I started to get bored of my church calling about a year ago and asked to be released and I listed the reason why I wanted out. Well when they called me to a new calling it had every reason why I hated my current calling. While I did accept the calling I made it clear that I did not really want for said reason. As well as other. The bishop told me not to worry about it that that he would call other in the committee so make it so that I wouldn’t have to do everything. And he never did. I felt that he just said what was every best at the moment to get me to accept the calling. This was the last time I felt that the bishop did something like this to me.

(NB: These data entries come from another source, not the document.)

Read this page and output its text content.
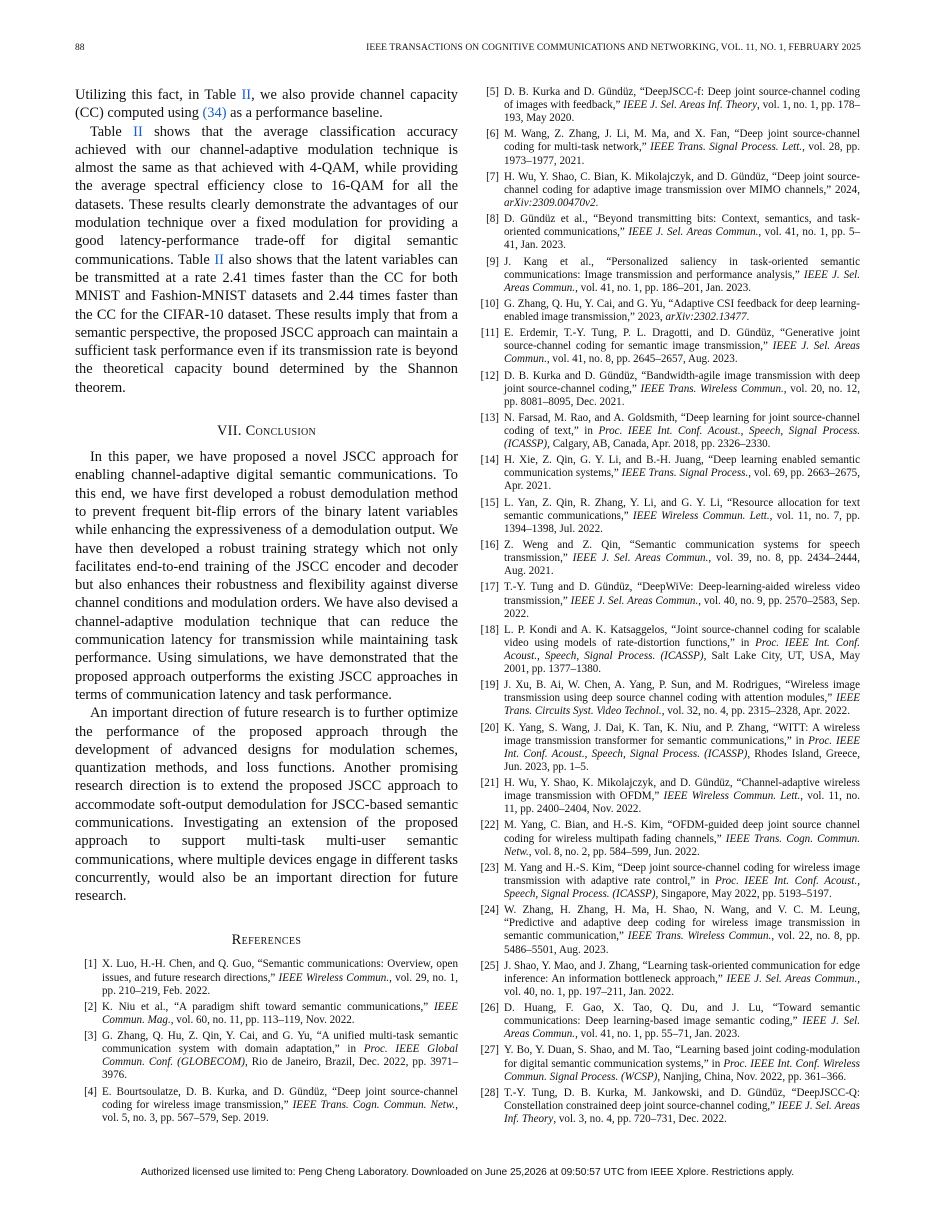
88	IEEE TRANSACTIONS ON COGNITIVE COMMUNICATIONS AND NETWORKING, VOL. 11, NO. 1, FEBRUARY 2025

Utilizing this fact, in Table II, we also provide channel capacity (CC) computed using (34) as a performance baseline.

Table II shows that the average classification accuracy achieved with our channel-adaptive modulation technique is almost the same as that achieved with 4-QAM, while providing the average spectral efficiency close to 16-QAM for all the datasets. These results clearly demonstrate the advantages of our modulation technique over a fixed modulation for providing a good latency-performance trade-off for digital semantic communications. Table II also shows that the latent variables can be transmitted at a rate 2.41 times faster than the CC for both MNIST and Fashion-MNIST datasets and 2.44 times faster than the CC for the CIFAR-10 dataset. These results imply that from a semantic perspective, the proposed JSCC approach can maintain a sufficient task performance even if its transmission rate is beyond the theoretical capacity bound determined by the Shannon theorem.

VII. Conclusion

In this paper, we have proposed a novel JSCC approach for enabling channel-adaptive digital semantic communications. To this end, we have first developed a robust demodulation method to prevent frequent bit-flip errors of the binary latent variables while enhancing the expressiveness of a demodulation output. We have then developed a robust training strategy which not only facilitates end-to-end training of the JSCC encoder and decoder but also enhances their robustness and flexibility against diverse channel conditions and modulation orders. We have also devised a channel-adaptive modulation technique that can reduce the communication latency for transmission while maintaining task performance. Using simulations, we have demonstrated that the proposed approach outperforms the existing JSCC approaches in terms of communication latency and task performance.

An important direction of future research is to further optimize the performance of the proposed approach through the development of advanced designs for modulation schemes, quantization methods, and loss functions. Another promising research direction is to extend the proposed JSCC approach to accommodate soft-output demodulation for JSCC-based semantic communications. Investigating an extension of the proposed approach to support multi-task multi-user semantic communications, where multiple devices engage in different tasks concurrently, would also be an important direction for future research.

References
[1] X. Luo, H.-H. Chen, and Q. Guo, “Semantic communications: Overview, open issues, and future research directions,” IEEE Wireless Commun., vol. 29, no. 1, pp. 210–219, Feb. 2022.
[2] K. Niu et al., “A paradigm shift toward semantic communications,” IEEE Commun. Mag., vol. 60, no. 11, pp. 113–119, Nov. 2022.
[3] G. Zhang, Q. Hu, Z. Qin, Y. Cai, and G. Yu, “A unified multi-task semantic communication system with domain adaptation,” in Proc. IEEE Global Commun. Conf. (GLOBECOM), Rio de Janeiro, Brazil, Dec. 2022, pp. 3971–3976.
[4] E. Bourtsoulatze, D. B. Kurka, and D. Gündüz, “Deep joint source-channel coding for wireless image transmission,” IEEE Trans. Cogn. Commun. Netw., vol. 5, no. 3, pp. 567–579, Sep. 2019.
[5] D. B. Kurka and D. Gündüz, “DeepJSCC-f: Deep joint source-channel coding of images with feedback,” IEEE J. Sel. Areas Inf. Theory, vol. 1, no. 1, pp. 178–193, May 2020.
[6] M. Wang, Z. Zhang, J. Li, M. Ma, and X. Fan, “Deep joint source-channel coding for multi-task network,” IEEE Trans. Signal Process. Lett., vol. 28, pp. 1973–1977, 2021.
[7] H. Wu, Y. Shao, C. Bian, K. Mikolajczyk, and D. Gündüz, “Deep joint source-channel coding for adaptive image transmission over MIMO channels,” 2024, arXiv:2309.00470v2.
[8] D. Gündüz et al., “Beyond transmitting bits: Context, semantics, and task-oriented communications,” IEEE J. Sel. Areas Commun., vol. 41, no. 1, pp. 5–41, Jan. 2023.
[9] J. Kang et al., “Personalized saliency in task-oriented semantic communications: Image transmission and performance analysis,” IEEE J. Sel. Areas Commun., vol. 41, no. 1, pp. 186–201, Jan. 2023.
[10] G. Zhang, Q. Hu, Y. Cai, and G. Yu, “Adaptive CSI feedback for deep learning-enabled image transmission,” 2023, arXiv:2302.13477.
[11] E. Erdemir, T.-Y. Tung, P. L. Dragotti, and D. Gündüz, “Generative joint source-channel coding for semantic image transmission,” IEEE J. Sel. Areas Commun., vol. 41, no. 8, pp. 2645–2657, Aug. 2023.
[12] D. B. Kurka and D. Gündüz, “Bandwidth-agile image transmission with deep joint source-channel coding,” IEEE Trans. Wireless Commun., vol. 20, no. 12, pp. 8081–8095, Dec. 2021.
[13] N. Farsad, M. Rao, and A. Goldsmith, “Deep learning for joint source-channel coding of text,” in Proc. IEEE Int. Conf. Acoust., Speech, Signal Process. (ICASSP), Calgary, AB, Canada, Apr. 2018, pp. 2326–2330.
[14] H. Xie, Z. Qin, G. Y. Li, and B.-H. Juang, “Deep learning enabled semantic communication systems,” IEEE Trans. Signal Process., vol. 69, pp. 2663–2675, Apr. 2021.
[15] L. Yan, Z. Qin, R. Zhang, Y. Li, and G. Y. Li, “Resource allocation for text semantic communications,” IEEE Wireless Commun. Lett., vol. 11, no. 7, pp. 1394–1398, Jul. 2022.
[16] Z. Weng and Z. Qin, “Semantic communication systems for speech transmission,” IEEE J. Sel. Areas Commun., vol. 39, no. 8, pp. 2434–2444, Aug. 2021.
[17] T.-Y. Tung and D. Gündüz, “DeepWiVe: Deep-learning-aided wireless video transmission,” IEEE J. Sel. Areas Commun., vol. 40, no. 9, pp. 2570–2583, Sep. 2022.
[18] L. P. Kondi and A. K. Katsaggelos, “Joint source-channel coding for scalable video using models of rate-distortion functions,” in Proc. IEEE Int. Conf. Acoust., Speech, Signal Process. (ICASSP), Salt Lake City, UT, USA, May 2001, pp. 1377–1380.
[19] J. Xu, B. Ai, W. Chen, A. Yang, P. Sun, and M. Rodrigues, “Wireless image transmission using deep source channel coding with attention modules,” IEEE Trans. Circuits Syst. Video Technol., vol. 32, no. 4, pp. 2315–2328, Apr. 2022.
[20] K. Yang, S. Wang, J. Dai, K. Tan, K. Niu, and P. Zhang, “WITT: A wireless image transmission transformer for semantic communications,” in Proc. IEEE Int. Conf. Acoust., Speech, Signal Process. (ICASSP), Rhodes Island, Greece, Jun. 2023, pp. 1–5.
[21] H. Wu, Y. Shao, K. Mikolajczyk, and D. Gündüz, “Channel-adaptive wireless image transmission with OFDM,” IEEE Wireless Commun. Lett., vol. 11, no. 11, pp. 2400–2404, Nov. 2022.
[22] M. Yang, C. Bian, and H.-S. Kim, “OFDM-guided deep joint source channel coding for wireless multipath fading channels,” IEEE Trans. Cogn. Commun. Netw., vol. 8, no. 2, pp. 584–599, Jun. 2022.
[23] M. Yang and H.-S. Kim, “Deep joint source-channel coding for wireless image transmission with adaptive rate control,” in Proc. IEEE Int. Conf. Acoust., Speech, Signal Process. (ICASSP), Singapore, May 2022, pp. 5193–5197.
[24] W. Zhang, H. Zhang, H. Ma, H. Shao, N. Wang, and V. C. M. Leung, “Predictive and adaptive deep coding for wireless image transmission in semantic communication,” IEEE Trans. Wireless Commun., vol. 22, no. 8, pp. 5486–5501, Aug. 2023.
[25] J. Shao, Y. Mao, and J. Zhang, “Learning task-oriented communication for edge inference: An information bottleneck approach,” IEEE J. Sel. Areas Commun., vol. 40, no. 1, pp. 197–211, Jan. 2022.
[26] D. Huang, F. Gao, X. Tao, Q. Du, and J. Lu, “Toward semantic communications: Deep learning-based image semantic coding,” IEEE J. Sel. Areas Commun., vol. 41, no. 1, pp. 55–71, Jan. 2023.
[27] Y. Bo, Y. Duan, S. Shao, and M. Tao, “Learning based joint coding-modulation for digital semantic communication systems,” in Proc. IEEE Int. Conf. Wireless Commun. Signal Process. (WCSP), Nanjing, China, Nov. 2022, pp. 361–366.
[28] T.-Y. Tung, D. B. Kurka, M. Jankowski, and D. Gündüz, “DeepJSCC-Q: Constellation constrained deep joint source-channel coding,” IEEE J. Sel. Areas Inf. Theory, vol. 3, no. 4, pp. 720–731, Dec. 2022.
Authorized licensed use limited to: Peng Cheng Laboratory. Downloaded on June 25,2026 at 09:50:57 UTC from IEEE Xplore. Restrictions apply.
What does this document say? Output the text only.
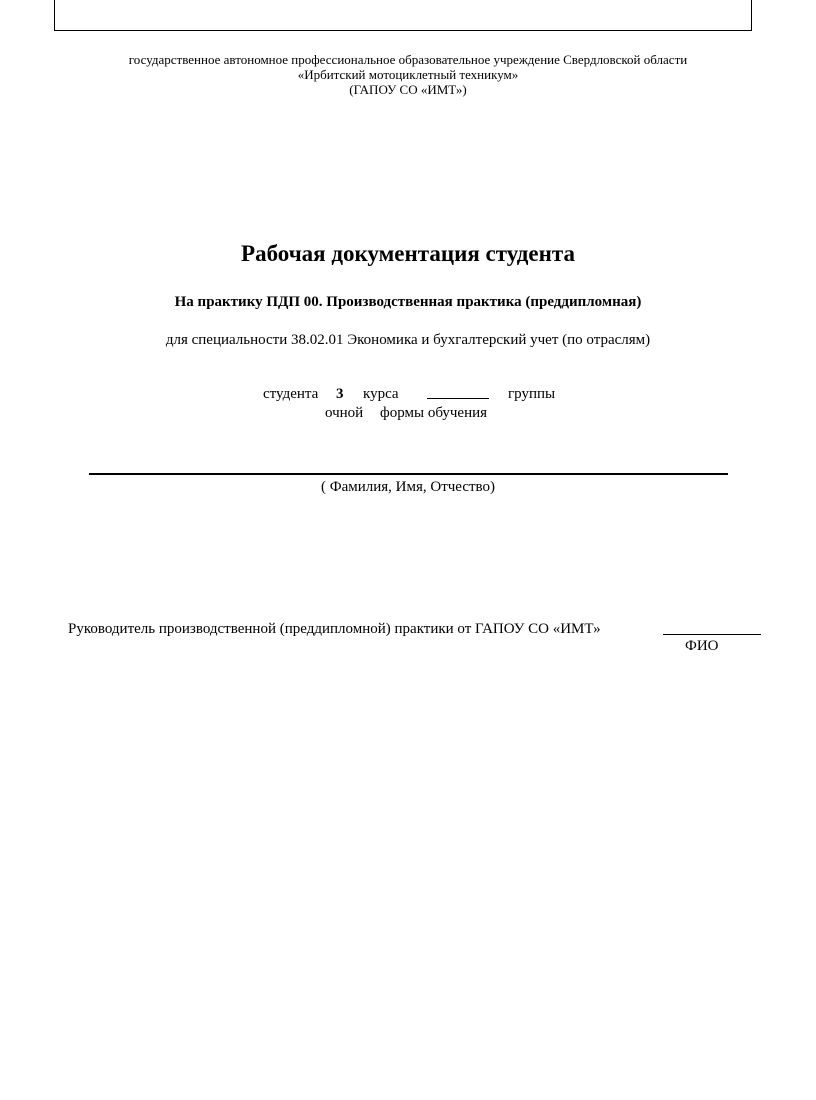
государственное автономное профессиональное образовательное учреждение Свердловской области
«Ирбитский мотоциклетный техникум»
(ГАПОУ СО «ИМТ»)
Рабочая документация студента
На практику ПДП 00. Производственная практика (преддипломная)
для специальности 38.02.01 Экономика и бухгалтерский учет (по отраслям)
студента 3 курса	группы
очной формы обучения
( Фамилия, Имя, Отчество)
Руководитель производственной (преддипломной) практики от ГАПОУ СО «ИМТ»
ФИО
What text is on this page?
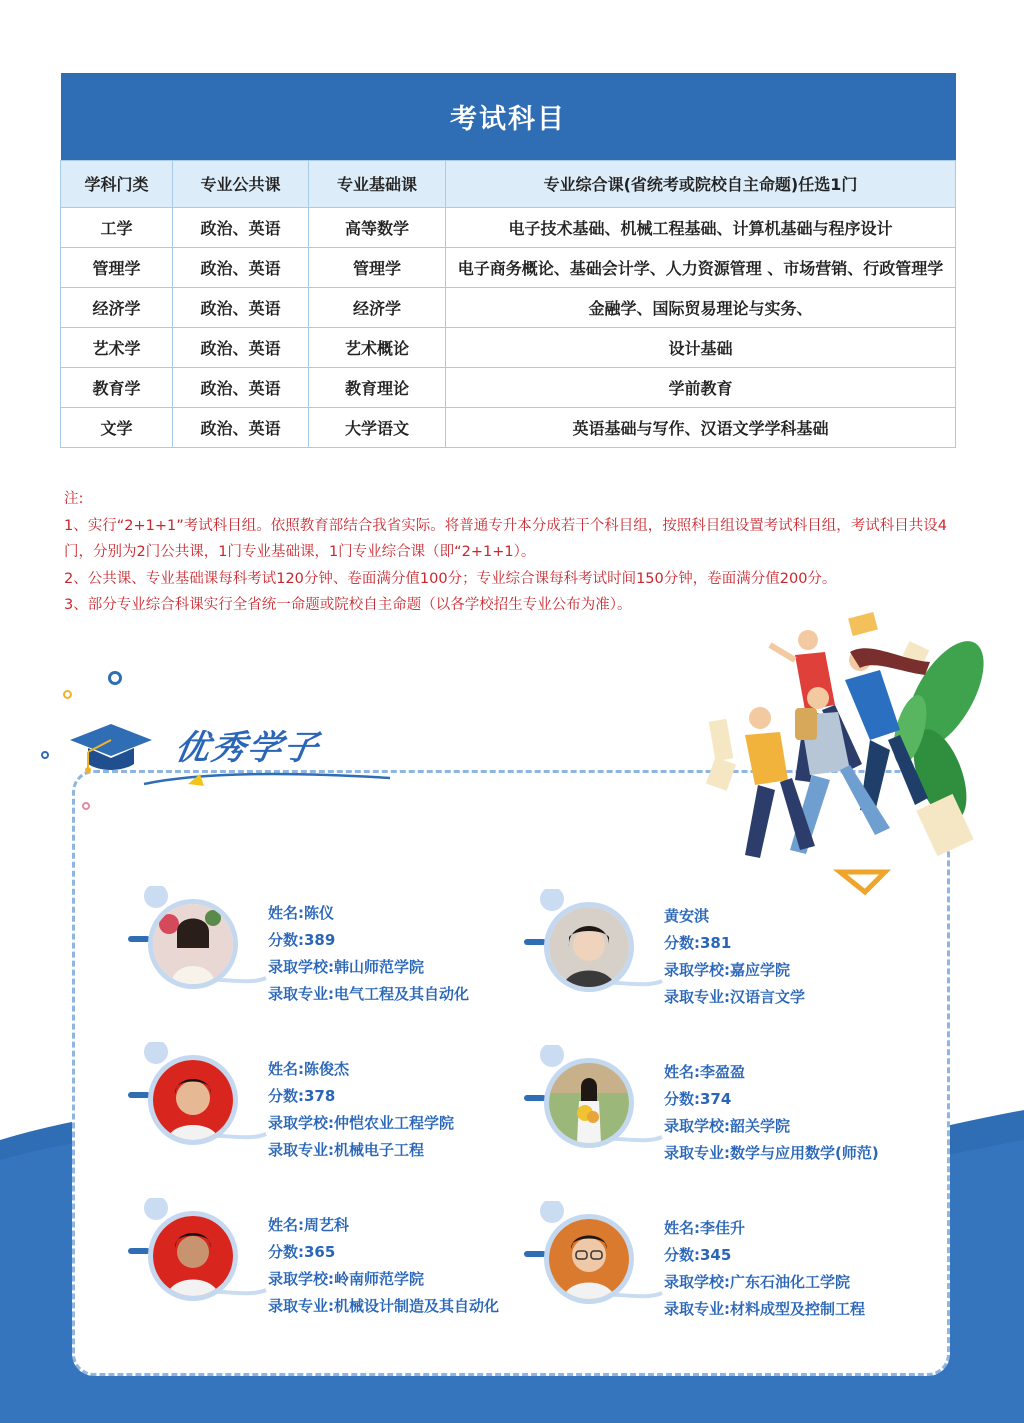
考试科目			
学科门类	专业公共课	专业基础课	专业综合课(省统考或院校自主命题)任选1门
工学	政治、英语	高等数学	电子技术基础、机械工程基础、计算机基础与程序设计
管理学	政治、英语	管理学	电子商务概论、基础会计学、人力资源管理 、市场营销、行政管理学
经济学	政治、英语	经济学	金融学、国际贸易理论与实务、
艺术学	政治、英语	艺术概论	设计基础
教育学	政治、英语	教育理论	学前教育
文学	政治、英语	大学语文	英语基础与写作、汉语文学学科基础
注:
1、实行“2+1+1”考试科目组。依照教育部结合我省实际。将普通专升本分成若干个科目组，按照科目组设置考试科目组，考试科目共设4门，分别为2门公共课，1门专业基础课，1门专业综合课（即“2+1+1）。
2、公共课、专业基础课每科考试120分钟、卷面满分值100分；专业综合课每科考试时间150分钟，卷面满分值200分。
3、部分专业综合科课实行全省统一命题或院校自主命题（以各学校招生专业公布为准）。
优秀学子
姓名:陈仪
分数:389
录取学校:韩山师范学院
录取专业:电气工程及其自动化
黄安淇
分数:381
录取学校:嘉应学院
录取专业:汉语言文学
姓名:陈俊杰
分数:378
录取学校:仲恺农业工程学院
录取专业:机械电子工程
姓名:李盈盈
分数:374
录取学校:韶关学院
录取专业:数学与应用数学(师范)
姓名:周艺科
分数:365
录取学校:岭南师范学院
录取专业:机械设计制造及其自动化
姓名:李佳升
分数:345
录取学校:广东石油化工学院
录取专业:材料成型及控制工程
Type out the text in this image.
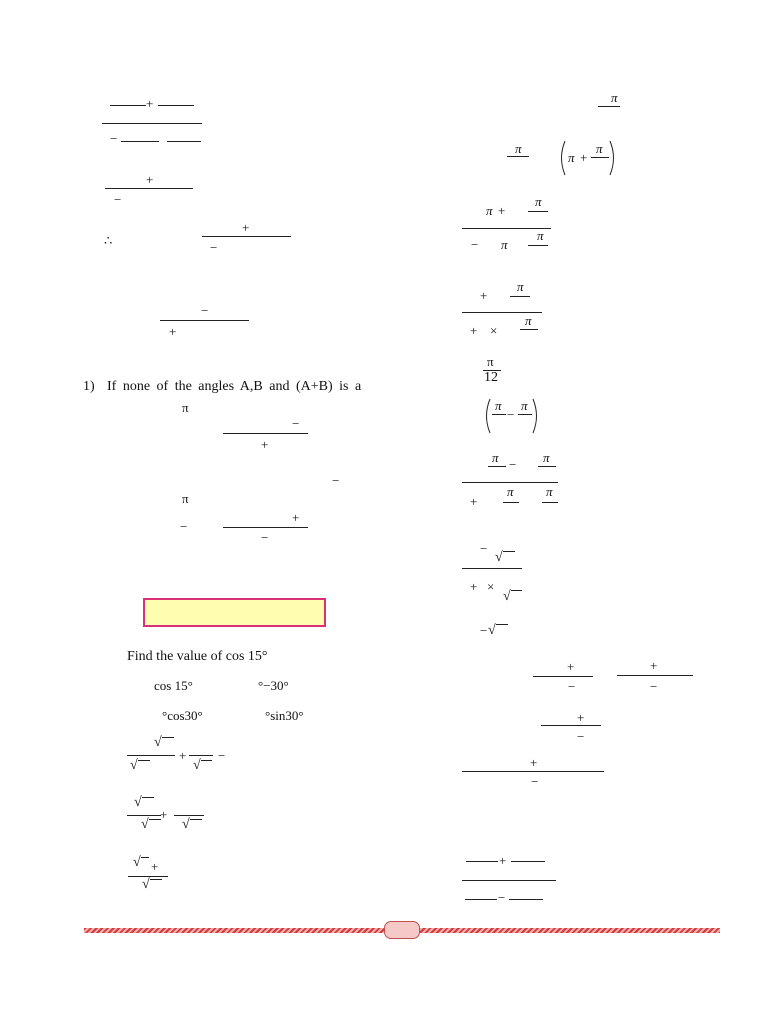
+
−
+
−
∴
+
−
−
+
1) If none of the angles A,B and (A+B) is a
π
−
+
−
π
−
+
−
Find the value of cos 15°
cos 15°	°−30°
°cos30°	°sin30°
√
√
+
√
−
√
+
√ √
√ +
√
π
π
π +
π
π +
π
− π
π
+
π
+ ×
π
π
12
π
−
π
π − π
+
π π
−
√
+ ×
√
− √
+
−
+
−
+
−
+
−
+
−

I also had a big issue with my home teaching list. It was pretty much the opposite of a visiting teaching just mainly dudes. I didn’t think I was asking for much to make it more balance. I felt that every time I got my home teaching list was this way. I went to the elder quorum after each time getting it and asked for change. I kept on be told that it will be change and then followed by some lame excuse why it was change. Like 'Oh we must of forgot to do it' or 'we did change it but we must of unchanged it when we realized their roommate was being taught by someone one else' or 'Its to hard to make the list even because there is more girls that are living with each other then guys so it cant be done' To which I thought ok a ratio of 9 guys to 2 girls is no the reason why that is but what ever. Then one time I found out that they where making changes to the list. I sent a quick text that said 'be sure to add some girls my home teaching list'. I got a text back saying 'how do you know we are redoing them' to which I responded back 'I know everything'. When Sunday rolled around I got my home teaching list and it was the same as before. So I pretty much threw the list back in one of the counselor face and walked out of the church. We did come by my place that day and we talked about it. Then a few days later The president talked with me about it. 1 person was added after that I was still unhappy about it (it was more a slap in the face to me. we know that you have an issue with this so we will just add one name to your list). It seemed like they just didn’t cared about it enough to change it. because after all I am a loser why should they care.
I stayed in the singles ward for a while longer but I realized after awhile this ward is not for me. So i started to go to a family ward where I figured you know what they wont care about me as well because I am a single guy and I’m ok with that because I expect that of a family ward and not a singles ward. So i went each week and really didn’t talk to anyone nor did anyone talk to me much but I was ok with it.
So I moved about 7 or 8 months after that and started to go back to a singles ward. And my not really talking to people carried over with me I guess. I will talk to people who talk to me but that’s about that. But anywho I got my home teaching list this past Sunday and it is the same as it was in my other singles ward. I really don’t want to have to deal with this again so why not start going to a family ward again where i know my place and where i expect to be the weird guy in the ward. Am I made out for a singles ward or should I just except who I am and go to a family ward. My guess is no one will read this anyway.